This was a typical performance from the 2011 version of Robert Griffin III – big plays downfield, a dramatic finish and further evidence of star potential. We’ve said it many times before, but his development from year to year at Baylor is quite phenomenal. In my first mock draft of the year I put him among the top ten picks (#8 Miami) and he could go even higher still.
Even so, I’m still trying to work just how good his deep ball really is. Yes, Griffin has completed a large number of downfield passes for big touchdowns. The Bears, somehow, keep exploiting defenses with the sheer quality of deep speed within their group of receivers. There may not be a faster core of athletes in college football and Kendall Wright in particular will light up the combine next year. More often than not Griffin is throwing into a huge window because of the separation and speed of his targets. Check out the plays at 0:06, 3:08 and 6:18 and tell me those are difficult throws for any quarterback with above average arm strength. The pass at 6:08 was inaccurate and should’ve hit the wide out for another touchdown. There have been instances of just flat out missing a wide open downfield pass at times this season, but you offset that with a number of good plays too.

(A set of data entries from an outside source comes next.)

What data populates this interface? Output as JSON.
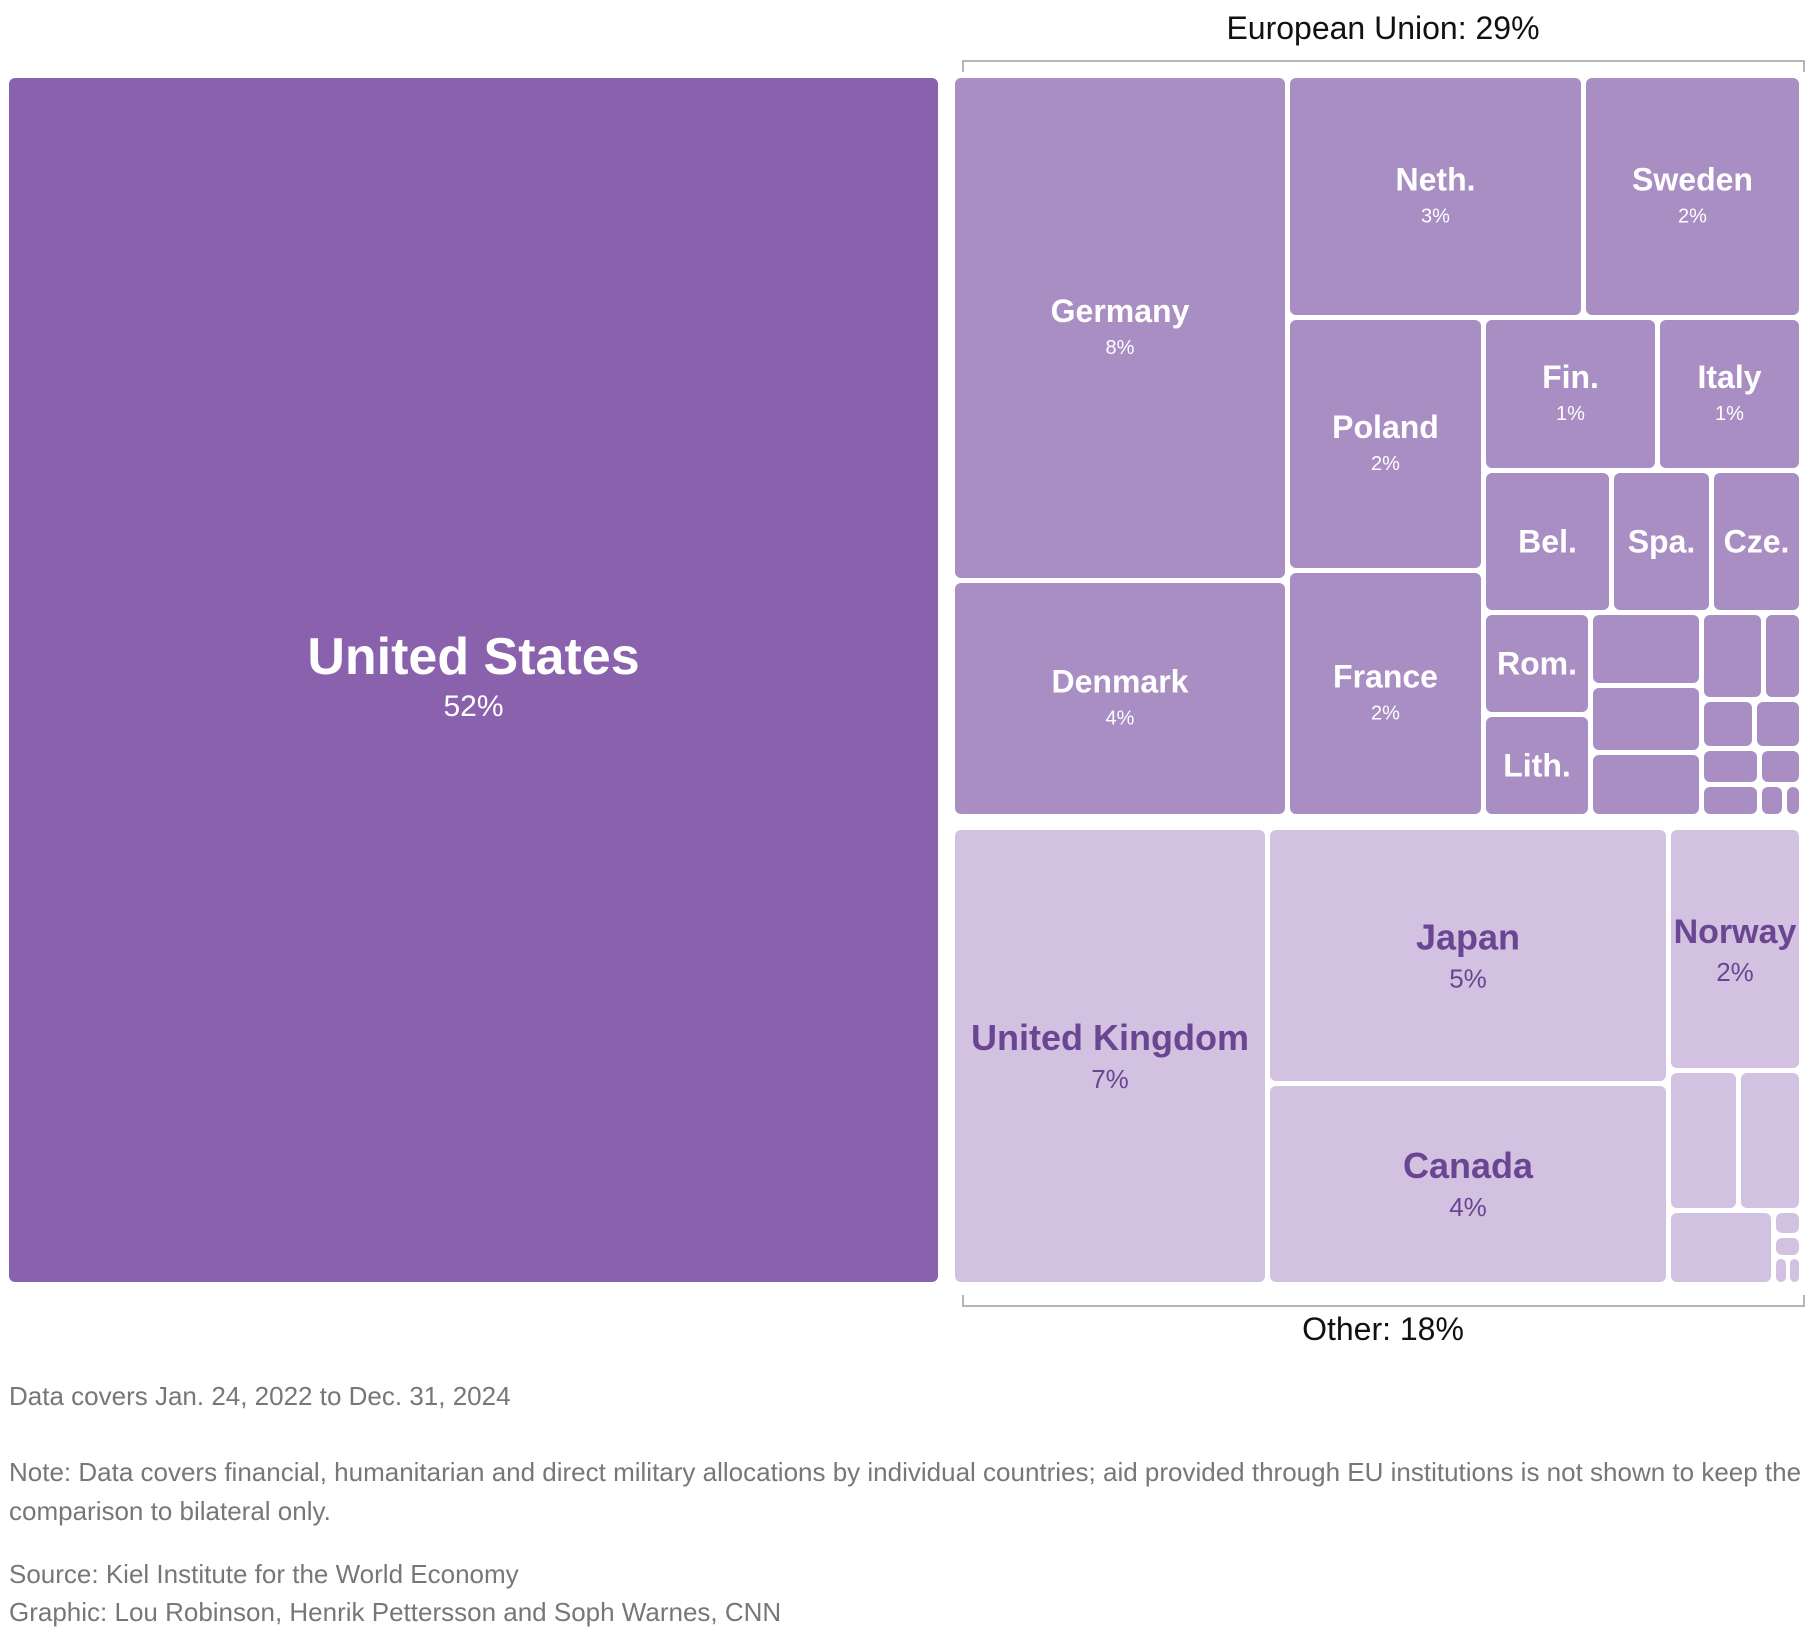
{
  "chart_data": {
    "type": "treemap",
    "colors": {
      "us": "#8a61ad",
      "eu": "#a98ec4",
      "other": "#d2c1e1",
      "dark_text": "#6a4592",
      "white_text": "#ffffff"
    },
    "groups": [
      {
        "name": "European Union: 29%"
      },
      {
        "name": "Other: 18%"
      }
    ],
    "cells": [
      {
        "id": "us",
        "name": "United States",
        "value": "52%",
        "group": "us"
      },
      {
        "id": "germany",
        "name": "Germany",
        "value": "8%",
        "group": "eu"
      },
      {
        "id": "denmark",
        "name": "Denmark",
        "value": "4%",
        "group": "eu"
      },
      {
        "id": "neth",
        "name": "Neth.",
        "value": "3%",
        "group": "eu"
      },
      {
        "id": "sweden",
        "name": "Sweden",
        "value": "2%",
        "group": "eu"
      },
      {
        "id": "poland",
        "name": "Poland",
        "value": "2%",
        "group": "eu"
      },
      {
        "id": "france",
        "name": "France",
        "value": "2%",
        "group": "eu"
      },
      {
        "id": "fin",
        "name": "Fin.",
        "value": "1%",
        "group": "eu"
      },
      {
        "id": "italy",
        "name": "Italy",
        "value": "1%",
        "group": "eu"
      },
      {
        "id": "bel",
        "name": "Bel.",
        "value": "",
        "group": "eu"
      },
      {
        "id": "spa",
        "name": "Spa.",
        "value": "",
        "group": "eu"
      },
      {
        "id": "cze",
        "name": "Cze.",
        "value": "",
        "group": "eu"
      },
      {
        "id": "rom",
        "name": "Rom.",
        "value": "",
        "group": "eu"
      },
      {
        "id": "lith",
        "name": "Lith.",
        "value": "",
        "group": "eu"
      },
      {
        "id": "eu_s1",
        "name": "",
        "value": "",
        "group": "eu"
      },
      {
        "id": "eu_s2",
        "name": "",
        "value": "",
        "group": "eu"
      },
      {
        "id": "eu_s3",
        "name": "",
        "value": "",
        "group": "eu"
      },
      {
        "id": "eu_s4",
        "name": "",
        "value": "",
        "group": "eu"
      },
      {
        "id": "eu_s5",
        "name": "",
        "value": "",
        "group": "eu"
      },
      {
        "id": "eu_s6",
        "name": "",
        "value": "",
        "group": "eu"
      },
      {
        "id": "eu_s7",
        "name": "",
        "value": "",
        "group": "eu"
      },
      {
        "id": "eu_s8",
        "name": "",
        "value": "",
        "group": "eu"
      },
      {
        "id": "eu_s9",
        "name": "",
        "value": "",
        "group": "eu"
      },
      {
        "id": "eu_s10",
        "name": "",
        "value": "",
        "group": "eu"
      },
      {
        "id": "eu_s11",
        "name": "",
        "value": "",
        "group": "eu"
      },
      {
        "id": "eu_s12",
        "name": "",
        "value": "",
        "group": "eu"
      },
      {
        "id": "uk",
        "name": "United Kingdom",
        "value": "7%",
        "group": "other"
      },
      {
        "id": "japan",
        "name": "Japan",
        "value": "5%",
        "group": "other"
      },
      {
        "id": "canada",
        "name": "Canada",
        "value": "4%",
        "group": "other"
      },
      {
        "id": "norway",
        "name": "Norway",
        "value": "2%",
        "group": "other"
      },
      {
        "id": "ot_s1",
        "name": "",
        "value": "",
        "group": "other"
      },
      {
        "id": "ot_s2",
        "name": "",
        "value": "",
        "group": "other"
      },
      {
        "id": "ot_s3",
        "name": "",
        "value": "",
        "group": "other"
      },
      {
        "id": "ot_s4",
        "name": "",
        "value": "",
        "group": "other"
      },
      {
        "id": "ot_s5",
        "name": "",
        "value": "",
        "group": "other"
      },
      {
        "id": "ot_s6",
        "name": "",
        "value": "",
        "group": "other"
      },
      {
        "id": "ot_s7",
        "name": "",
        "value": "",
        "group": "other"
      }
    ]
  },
  "footer": {
    "date_range": "Data covers Jan. 24, 2022 to Dec. 31, 2024",
    "note": "Note: Data covers financial, humanitarian and direct military allocations by individual countries; aid provided through EU institutions is not shown to keep the comparison to bilateral only.",
    "source": "Source: Kiel Institute for the World Economy",
    "credit": "Graphic: Lou Robinson, Henrik Pettersson and Soph Warnes, CNN"
  }
}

It’s not that Griffin III is inaccurate in that sense, but there are a lot of examples where he’s throwing to wide open receivers that maybe overplay is deep ball. The pass at 2:28 is over thrown into double coverage – technically he’s plaing it safe putting it in an area where most likely nobody will get it, but perhaps his reciever with elite downfield speed will make an incredible play? In the NFL, if you take away the easier wide open throws are we going to see more of these over thrown ‘no turnover’ passes rather than big downfield completions, as Griffin compensates for not having speed advantages downfield?
Just as you’re starting to wonder whether Griffin’s downfield passing ability is slightly overrated, you see a pass like the one at 4:48. That is just about as accurate as you can get throwing downfield, into a tight window with double coverage. It’s perfection and should’ve been caught for one of the touchdowns of the year. That isn’t just a top-10 draft pick delivery, it’s a first overall pick bomb that very few current NFL quarterbacks are capable of. The pass at 7:17 is a further example of a difficult throw with the necessary pace to find a receiver for a big play.
There are other examples of similar quality too. The pass at 2:42 shows good awareness to sense the pressure and he adjusts his angle to throw a quick strike to his receiver. This is where Griffin’s release and arm strength may be most important, because it enables him to make a quick completion in a difficult situation. Once Wright receives the ball in space, he’s able to make a huge play but it all starts with Griffin getting the ball to his playmaker. At 4:27 he flicks his wrists and delivers a rocket spiral to the sideline for a first down.
For arguments sake we have to point out the negatives. The throws at 1:29 and 5:04 flash inaccuracy and the passes at 1:40 and 8:30 are bad decisions, the second of which should’ve ended in a turnover. Some people have complained about the change in his throwing angle in certain situation. Considering it’s usually part of an improvisation to complete a pass rather than a bad habit he’s developed, I think that’s a little harsh. Most of the time his release point is good enough for the next level, it’s his footwork that requires the most work.
We know about the athleticism and ability to move around in the pocket to avoid pressure while keeping his eyes firmly downfield. We see great examples of this at 6:32, 6:40, 7:02 and 10:09. The other well known feature of Griffin’s play is intelligence, which really shines at 8:23 to deal with a difficult snap and throw the ball back to the LOS in order to avoid a big loss and an intentional grounding flag. That’s an under rated play.
But really this game will always be remembered for one play, and one play only. This is Griffin’s highlight, the thing people will always come back to when discussing his time at Baylor. With the game heading to over time at 38-38 and with 17 seconds remaining he creates space by moving to the left and then throws across his body to deliver a pass of such accuracy, incredible touch and unmatched athleticism it deserves to win any game. Fast forward to 10:34 and watch that play a few times, because it’s what will make Griffin a high draft pick next April. I’m still not sure how he finds that receiver at the back of the end zone, especially considering his body position to throw and the decent coverage. Scouts, coaches and GM’s will replay that many times between January and April.
On a side note, how under rated is Kendall Wright? Deep speed, good hands and playmaking qualities that will improve any NFL offense. He’s fourth in college football for receiving yards with 1281 and has ten touchdowns. That’s more yards than Justin Blackmon. I have Wright going to Cleveland in my first mock draft with the 19th overall pick, but he could easily go earlier than that. He could be another Mike Wallace.